Offset bushings are gonna screw up your geometry and promote bumpsteer unless you have an aftermarket K-member which is specifically designed for off-center bushings. If your order hasn't shipped yet call stang suspension and have them swap em out with center-drilled Aluminum bushings from Maximum Motorsports, or center-hole urethane units.
 
BennyBlown2v said:
Offset bushings are gonna screw up your geometry and promote bumpsteer unless you have an aftermarket K-member which is specifically designed for off-center bushings. If your order hasn't shipped yet call stang suspension and have them swap em out with center-drilled Aluminum bushings from Maximum Motorsports, or center-hole urethane units.

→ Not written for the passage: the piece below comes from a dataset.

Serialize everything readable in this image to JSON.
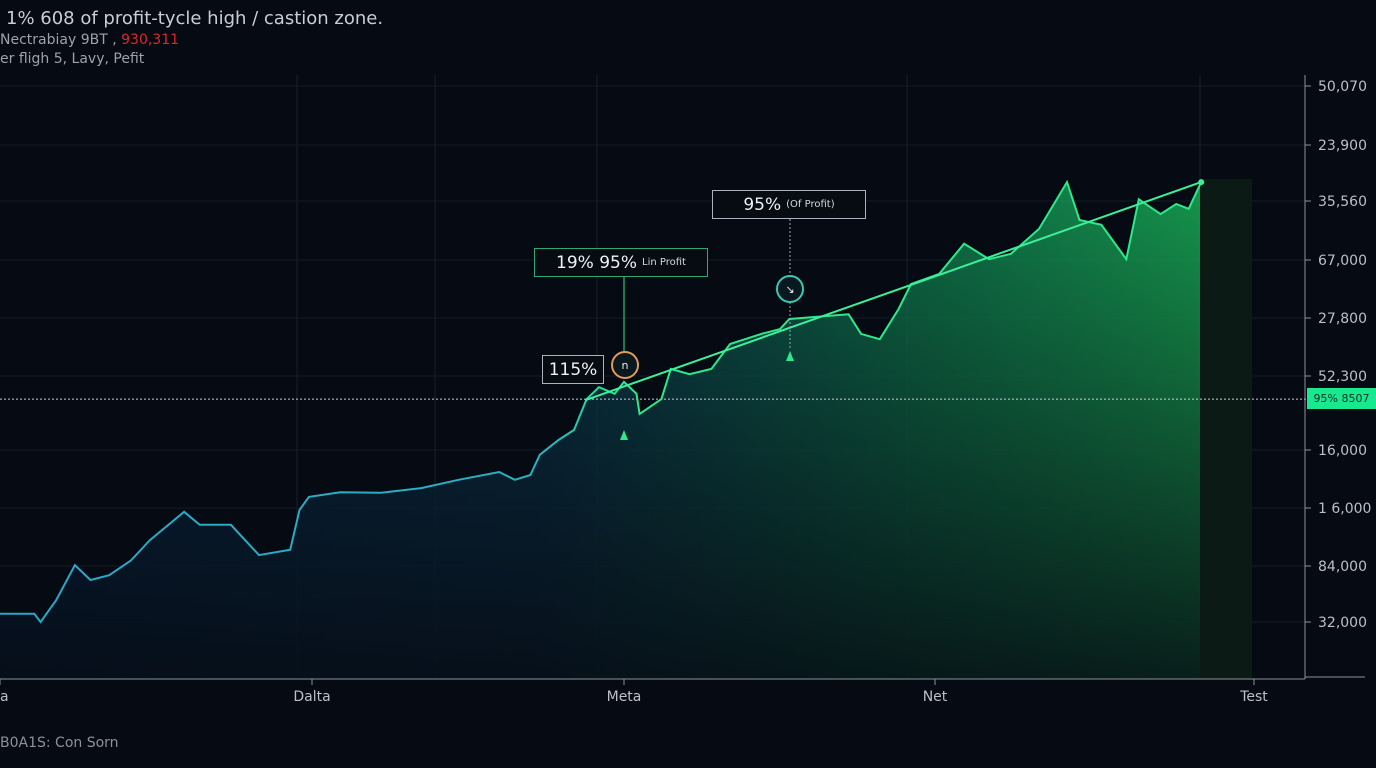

http://www.stangsuspension.com/store/comersus_viewitem.asp?idproduct=97

"Prothane polyurethane rack bushings reduce unwanted steering rack deflection, for quicker steering response and more accurate control. Offset bushings raise the steering rack, to maintain proper steering geometry on lowered Mustangs and reduce 'bump steer."

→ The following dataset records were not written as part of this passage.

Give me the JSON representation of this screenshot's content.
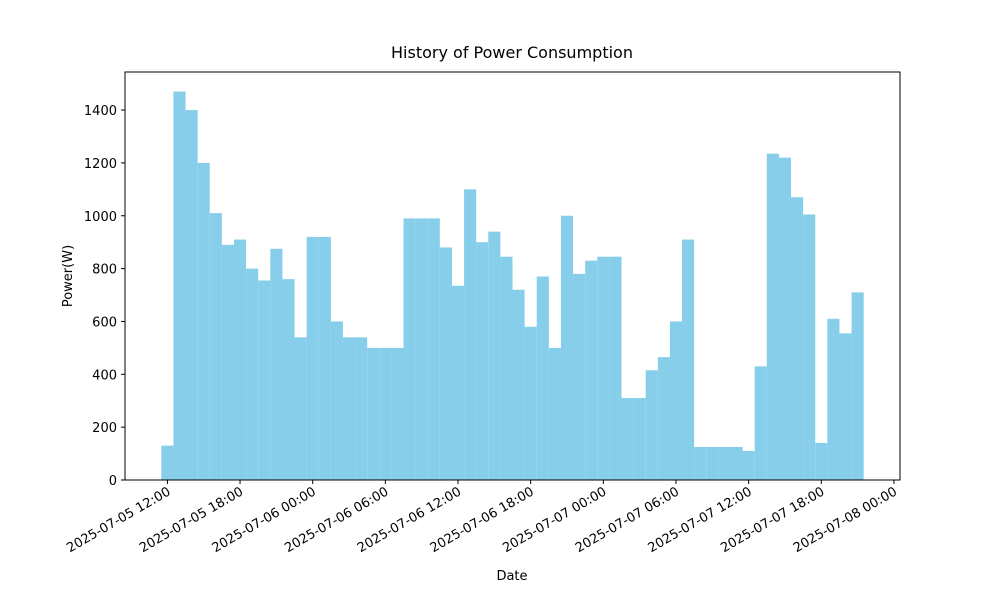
{
  "chart_data": {
    "type": "bar",
    "title": "History of Power Consumption",
    "x_label": "Date",
    "y_label": "Power(W)",
    "color": "#87ceeb",
    "x": [
      "2025-07-05 12:00",
      "2025-07-05 13:00",
      "2025-07-05 14:00",
      "2025-07-05 15:00",
      "2025-07-05 16:00",
      "2025-07-05 17:00",
      "2025-07-05 18:00",
      "2025-07-05 19:00",
      "2025-07-05 20:00",
      "2025-07-05 21:00",
      "2025-07-05 22:00",
      "2025-07-05 23:00",
      "2025-07-06 00:00",
      "2025-07-06 01:00",
      "2025-07-06 02:00",
      "2025-07-06 03:00",
      "2025-07-06 04:00",
      "2025-07-06 05:00",
      "2025-07-06 06:00",
      "2025-07-06 07:00",
      "2025-07-06 08:00",
      "2025-07-06 09:00",
      "2025-07-06 10:00",
      "2025-07-06 11:00",
      "2025-07-06 12:00",
      "2025-07-06 13:00",
      "2025-07-06 14:00",
      "2025-07-06 15:00",
      "2025-07-06 16:00",
      "2025-07-06 17:00",
      "2025-07-06 18:00",
      "2025-07-06 19:00",
      "2025-07-06 20:00",
      "2025-07-06 21:00",
      "2025-07-06 22:00",
      "2025-07-06 23:00",
      "2025-07-07 00:00",
      "2025-07-07 01:00",
      "2025-07-07 02:00",
      "2025-07-07 03:00",
      "2025-07-07 04:00",
      "2025-07-07 05:00",
      "2025-07-07 06:00",
      "2025-07-07 07:00",
      "2025-07-07 08:00",
      "2025-07-07 09:00",
      "2025-07-07 10:00",
      "2025-07-07 11:00",
      "2025-07-07 12:00",
      "2025-07-07 13:00",
      "2025-07-07 14:00",
      "2025-07-07 15:00",
      "2025-07-07 16:00",
      "2025-07-07 17:00",
      "2025-07-07 18:00",
      "2025-07-07 19:00",
      "2025-07-07 20:00",
      "2025-07-07 21:00"
    ],
    "values": [
      130,
      1470,
      1400,
      1200,
      1010,
      890,
      910,
      800,
      755,
      875,
      760,
      540,
      920,
      920,
      600,
      540,
      540,
      500,
      500,
      500,
      990,
      990,
      990,
      880,
      735,
      1100,
      900,
      940,
      845,
      720,
      580,
      770,
      500,
      1000,
      780,
      830,
      845,
      845,
      310,
      310,
      415,
      465,
      600,
      910,
      125,
      125,
      125,
      125,
      110,
      430,
      1235,
      1220,
      1070,
      1005,
      140,
      610,
      555,
      710
    ],
    "xlim": [
      "2025-07-05 08:30",
      "2025-07-08 00:30"
    ],
    "xticks": [
      "2025-07-05 12:00",
      "2025-07-05 18:00",
      "2025-07-06 00:00",
      "2025-07-06 06:00",
      "2025-07-06 12:00",
      "2025-07-06 18:00",
      "2025-07-07 00:00",
      "2025-07-07 06:00",
      "2025-07-07 12:00",
      "2025-07-07 18:00",
      "2025-07-08 00:00"
    ],
    "ylim": [
      0,
      1544
    ],
    "yticks": [
      0,
      200,
      400,
      600,
      800,
      1000,
      1200,
      1400
    ]
  }
}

this is the first i've heard of them causing problems:shrug:
 
http://www.maximummotorsports.com/store/index.php?main_page=product_info&cPath=3_86&products_id=466

MM knows there stuff - they've even swayed me away from more expensive parts in the past because they simply don't help as much as they cost. Give them a call, Chris should be able to explain the problem in great detail lol.

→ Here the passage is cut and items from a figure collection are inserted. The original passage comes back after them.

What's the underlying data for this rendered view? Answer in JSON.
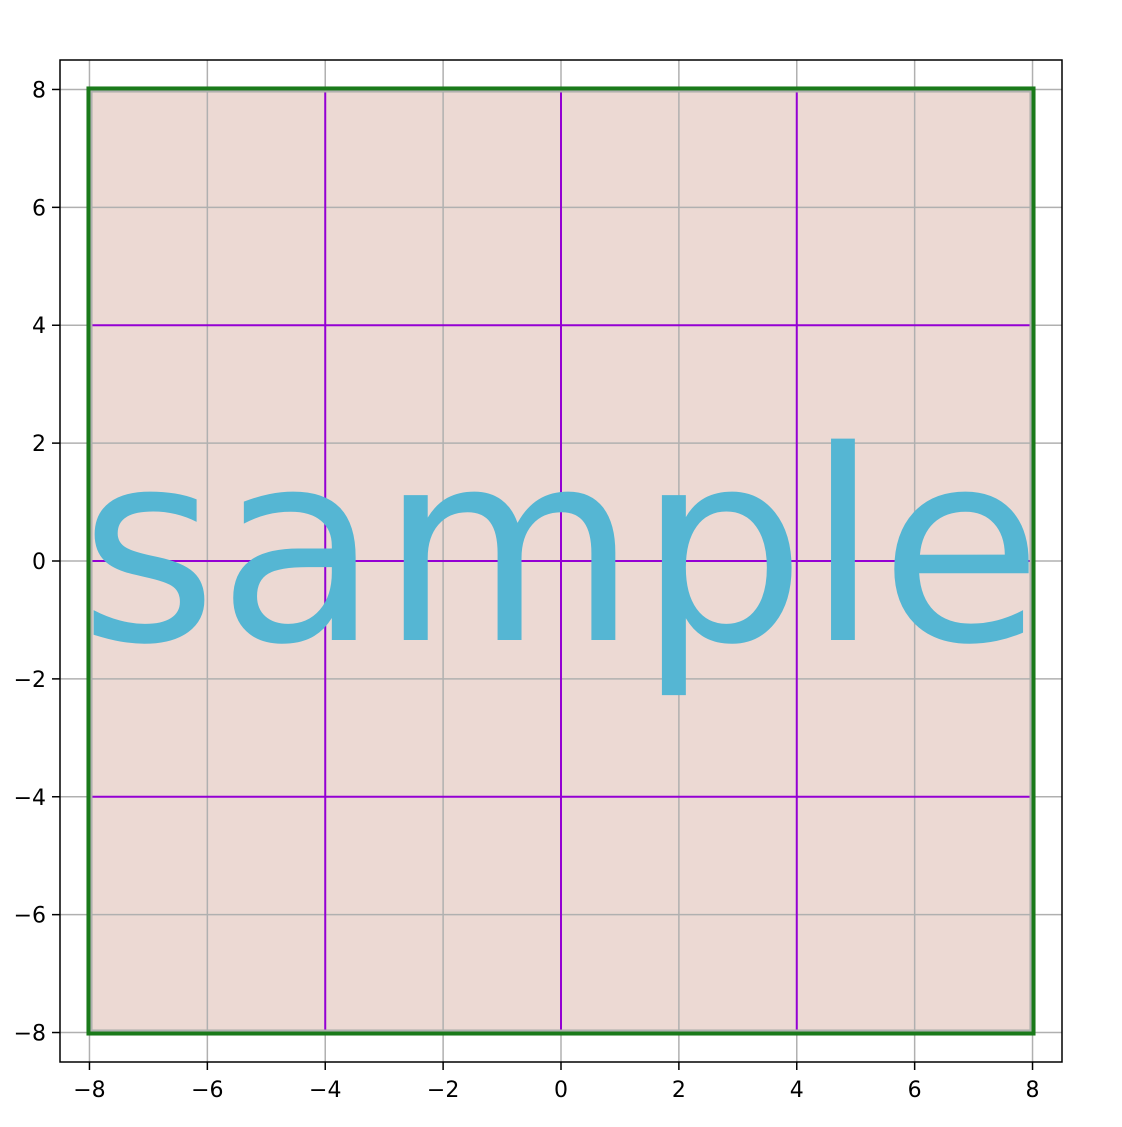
{
  "chart_data": {
    "type": "area",
    "title": "",
    "xlabel": "",
    "ylabel": "",
    "xlim": [
      -8.5,
      8.5
    ],
    "ylim": [
      -8.5,
      8.5
    ],
    "x_ticks": [
      -8,
      -6,
      -4,
      -2,
      0,
      2,
      4,
      6,
      8
    ],
    "y_ticks": [
      -8,
      -6,
      -4,
      -2,
      0,
      2,
      4,
      6,
      8
    ],
    "x_tick_labels": [
      "−8",
      "−6",
      "−4",
      "−2",
      "0",
      "2",
      "4",
      "6",
      "8"
    ],
    "y_tick_labels": [
      "−8",
      "−6",
      "−4",
      "−2",
      "0",
      "2",
      "4",
      "6",
      "8"
    ],
    "grid": true,
    "filled_square": {
      "x": [
        -8,
        8
      ],
      "y": [
        -8,
        8
      ],
      "fill_color": "#ecd9d3",
      "edge_color": "#1a7a1a"
    },
    "highlight_lines": {
      "x": [
        -4,
        0,
        4
      ],
      "y": [
        -4,
        0,
        4
      ],
      "color": "#9400d3"
    },
    "annotation": {
      "text": "sample",
      "x": 0,
      "y": 0,
      "color": "#55b6d3"
    },
    "colors": {
      "grid": "#b0b0b0",
      "axes": "#000000"
    }
  }
}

Also, I've had offset rack bushings. They were absolute ****! They are almost impossible to get in the rack ABSOLUTELY square, unless of course you take the rack off of the car completely and then install them (pain in the ass); then still they tend to rotate in the rack mounts, thusly alternating your toe significantly. If a center drilled bushings rotates...it's still on center :nice:
 
BennyBlown2v said:
http://www.maximummotorsports.com/store/index.php?main_page=product_info&cPath=3_86&products_id=466

MM knows there stuff - they've even swayed me away from more expensive parts in the past because they simply don't help as much as they cost. Give them a call, Chris should be able to explain the problem in great detail lol.

Also, I've had offset rack bushings. They were absolute ****! They are almost impossible to get in the rack ABSOLUTELY square, unless of course you take the rack off of the car completely and then install them (pain in the ass); then still they tend to rotate in the rack mounts, thusly alternating your toe significantly. If a center drilled bushings rotates...it's still on center :nice:


damnit, i should have searched more when i ordered them. i guess i'll be returning them for the center bushings.

actually is it even worth replacing the stock rubber ones? or would i be better off spending the money on new shorter endlinks for the front bar?
 
Kilgore Trout said:
Offset bushings are for lowered cars and whether you k-member is stock or not is completely irrelevant.

Umm, no. Unless your car is bumpsteer-corrected using lowered tie rod ends you cannot reduce the bumpsteer created by offset bushings even down to an ACCEPTABLE level.

Changing the position of the rack relative to the K-member is all that offset rack bushings do anyway. In turn this changes the angle at which the tie rod ends meet the spindles, which is the intended function of the bushings... If the car has a stock geometry K-member it has been shown that it is not neccesary to alter the racks mounting point; EVEN if the ride height of the car has been altered. Best way to reduce bumpsteer is a tie-rod end kit. Offset bushings flat out DO NOT work in stock-K cars to an acceptable degree, and unless installed COMPLETELY square (like I said, nearly impossible in my opinion) they leave you with a rack which is high on one side and low on the other.

And ocbaud, yes rack bushings are a great upgrade! Stock bushings are soft, deflect like crazy, and tend to be VERY noisy after a rainy/cold season when the rubber starts to break down.